怒髪天って個々の楽曲はいいのになんでアルバムになると微妙なんだろうなあということを「トウキョー・ロンリー・サムライマン」より後のアルバムにずっと思っていたのだけど、久々にいいのが出てきた。というかおそらく、東日本大震災後に怒髪天の楽曲のクオリティはものすごく高まったんじゃないかなあと思ってる。先行シングル「走りつづけるかぎり」のカップリングだった「DO RORO DERODERO ON DO RORO」も琵琶の音を上手く取り入れていて和のにおいのするまさに「侍ロック」と呼ぶにふさわしいクオリティだったし。彼らの使命感と普段のスタンスとかが上手くかみ合ってる時期なんだろうな、と思う。その割になんかライブ行ってなくてすみませんw
きゃろらいんちゃろんぷろっぷきゃりーぱみゅぱみゅ。名前がどうにもふざけているように見えるために揶揄の対象になったりアンチがちょいといたりする(AKB48に比べたらはるかにたいしたことないけど)彼女、僕も最初何となく聴いてなかったけど、SWEET LOVE SHOWERで見てナメてたなこりゃと思ってこのアルバム即買いしたら良かったわけですよ。シングル曲・タイアップ曲が多いというのもあるんだけど、そうじゃないのも含めてアルバム通しで聴いても緩急ついていて非常にいい。特に最終曲の「ちゃんちゃかちゃんちゃん」については中盤以降の間奏に他のアルバム収録曲が顔を出していたりして、なんとも味わい深い。なんか中期(Sgt. Pepper〜White Album辺り)ビートルズの通じるような遊び心があるよねって思ったところで気がついた。中田さんは昔からこういう「アルバムのエンディング・オープニング専用曲」みたいなのを作っていたんだということを。そう、このアルバムは9年前に出たCapsuleの名作「CUTIE CINEMA REPLAY」のようだ。まあこのアルバムではOPENINGとENDINGでそういう小細工してるわけじゃないんだけど、久しぶりにこういう一冊の絵本みたいなアルバムを作ったという事実にちょっと感激しちゃったり、ね。

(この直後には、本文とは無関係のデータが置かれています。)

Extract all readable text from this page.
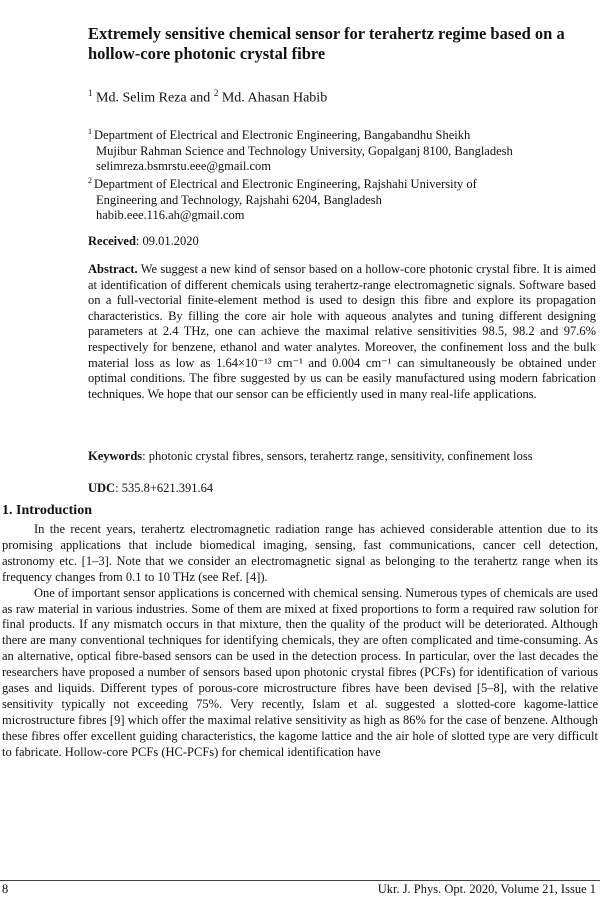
Extremely sensitive chemical sensor for terahertz regime based on a hollow-core photonic crystal fibre
$^1$ Md. Selim Reza and $^2$ Md. Ahasan Habib
$^1$ Department of Electrical and Electronic Engineering, Bangabandhu Sheikh
Mujibur Rahman Science and Technology University, Gopalganj 8100, Bangladesh
selimreza.bsmrstu.eee@gmail.com
$^2$ Department of Electrical and Electronic Engineering, Rajshahi University of
Engineering and Technology, Rajshahi 6204, Bangladesh
habib.eee.116.ah@gmail.com
Received: 09.01.2020
Abstract. We suggest a new kind of sensor based on a hollow-core photonic crystal fibre. It is aimed at identification of different chemicals using terahertz-range electromagnetic signals. Software based on a full-vectorial finite-element method is used to design this fibre and explore its propagation characteristics. By filling the core air hole with aqueous analytes and tuning different designing parameters at 2.4 THz, one can achieve the maximal relative sensitivities 98.5, 98.2 and 97.6% respectively for benzene, ethanol and water analytes. Moreover, the confinement loss and the bulk material loss as low as 1.64×10⁻¹³ cm⁻¹ and 0.004 cm⁻¹ can simultaneously be obtained under optimal conditions. The fibre suggested by us can be easily manufactured using modern fabrication techniques. We hope that our sensor can be efficiently used in many real-life applications.
Keywords: photonic crystal fibres, sensors, terahertz range, sensitivity, confinement loss
UDC: 535.8+621.391.64
1. Introduction

In the recent years, terahertz electromagnetic radiation range has achieved considerable attention due to its promising applications that include biomedical imaging, sensing, fast communications, cancer cell detection, astronomy etc. [1–3]. Note that we consider an electromagnetic signal as belonging to the terahertz range when its frequency changes from 0.1 to 10 THz (see Ref. [4]).

One of important sensor applications is concerned with chemical sensing. Numerous types of chemicals are used as raw material in various industries. Some of them are mixed at fixed proportions to form a required raw solution for final products. If any mismatch occurs in that mixture, then the quality of the product will be deteriorated. Although there are many conventional techniques for identifying chemicals, they are often complicated and time-consuming. As an alternative, optical fibre-based sensors can be used in the detection process. In particular, over the last decades the researchers have proposed a number of sensors based upon photonic crystal fibres (PCFs) for identification of various gases and liquids. Different types of porous-core microstructure fibres have been devised [5–8], with the relative sensitivity typically not exceeding 75%. Very recently, Islam et al. suggested a slotted-core kagome-lattice microstructure fibres [9] which offer the maximal relative sensitivity as high as 86% for the case of benzene. Although these fibres offer excellent guiding characteristics, the kagome lattice and the air hole of slotted type are very difficult to fabricate. Hollow-core PCFs (HC-PCFs) for chemical identification have

8	Ukr. J. Phys. Opt. 2020, Volume 21, Issue 1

このアルバムについては既にレビューしているから実際あまり書くことはない。とか言うと怒られそうだから書いとくと、モーモールルギャバンのアレンジ面での飽くなき追求の旅はまだまだこれからも続いていくんだろうなあ、という気持ちを再度確認した次第。そういう意味では彼らは本当に「西のクラムボン」になっていくのかもしれないなあ。あくまでJ-POPでいたいと考えていて3人でできることにこだわっているから、クラムボンのようにジャンルを融解させて室内楽的というかポストロック的な方面にも広がっていくとかそういうことではないと思うんだけど、あくまで音楽に対する好奇心や探究心を持ち続けて更にどんどん変化を遂げながら進んでいくんじゃないかなと思うわけで、本当に毎回毎回聴いてて楽しい。ああ、頼むからライブでもこのアルバムの曲もっとやっておくれ!!盛り上がり重視で旧曲多めなのは分かるんだけどさ!だけどさ!
大震災を経て自分たちの使命感を確認して楽曲の質が高まったのが怒髪天なら、バンドの存続の危機という激震を乗り越えて楽曲の質が高まったのはチャットモンチーといえるだろう。正直に申し上げると「AWA COME」以降のチャットモンチーはどこかぬるく、楽曲にたるみがあるように思えていたが、現在の2人体制になってからの曲は緊張感があってものすごく曲が引き締まっている。これぞチャットモンチーでしょ。「耳鳴り」「生命力」「告白」で聴いてきたチャットモンチーでしょ。あっこちゃんのめちゃうまベースはなくて、それでいてドラムはバタバタしててクミコンよりも明らかに上手くないけど、それでもこの楽曲に漂う凜としたたたずまい、これこそがチャットモンチーの音楽なんだなということを改めて感じた。クミコンが抜けて今まで通りにはできないという切迫感。そこで敢えてサポートなり追加メンバーを入れるという甘えの選択をせずにあくまでバンドの精神を貫いたことによる渾身の成果物。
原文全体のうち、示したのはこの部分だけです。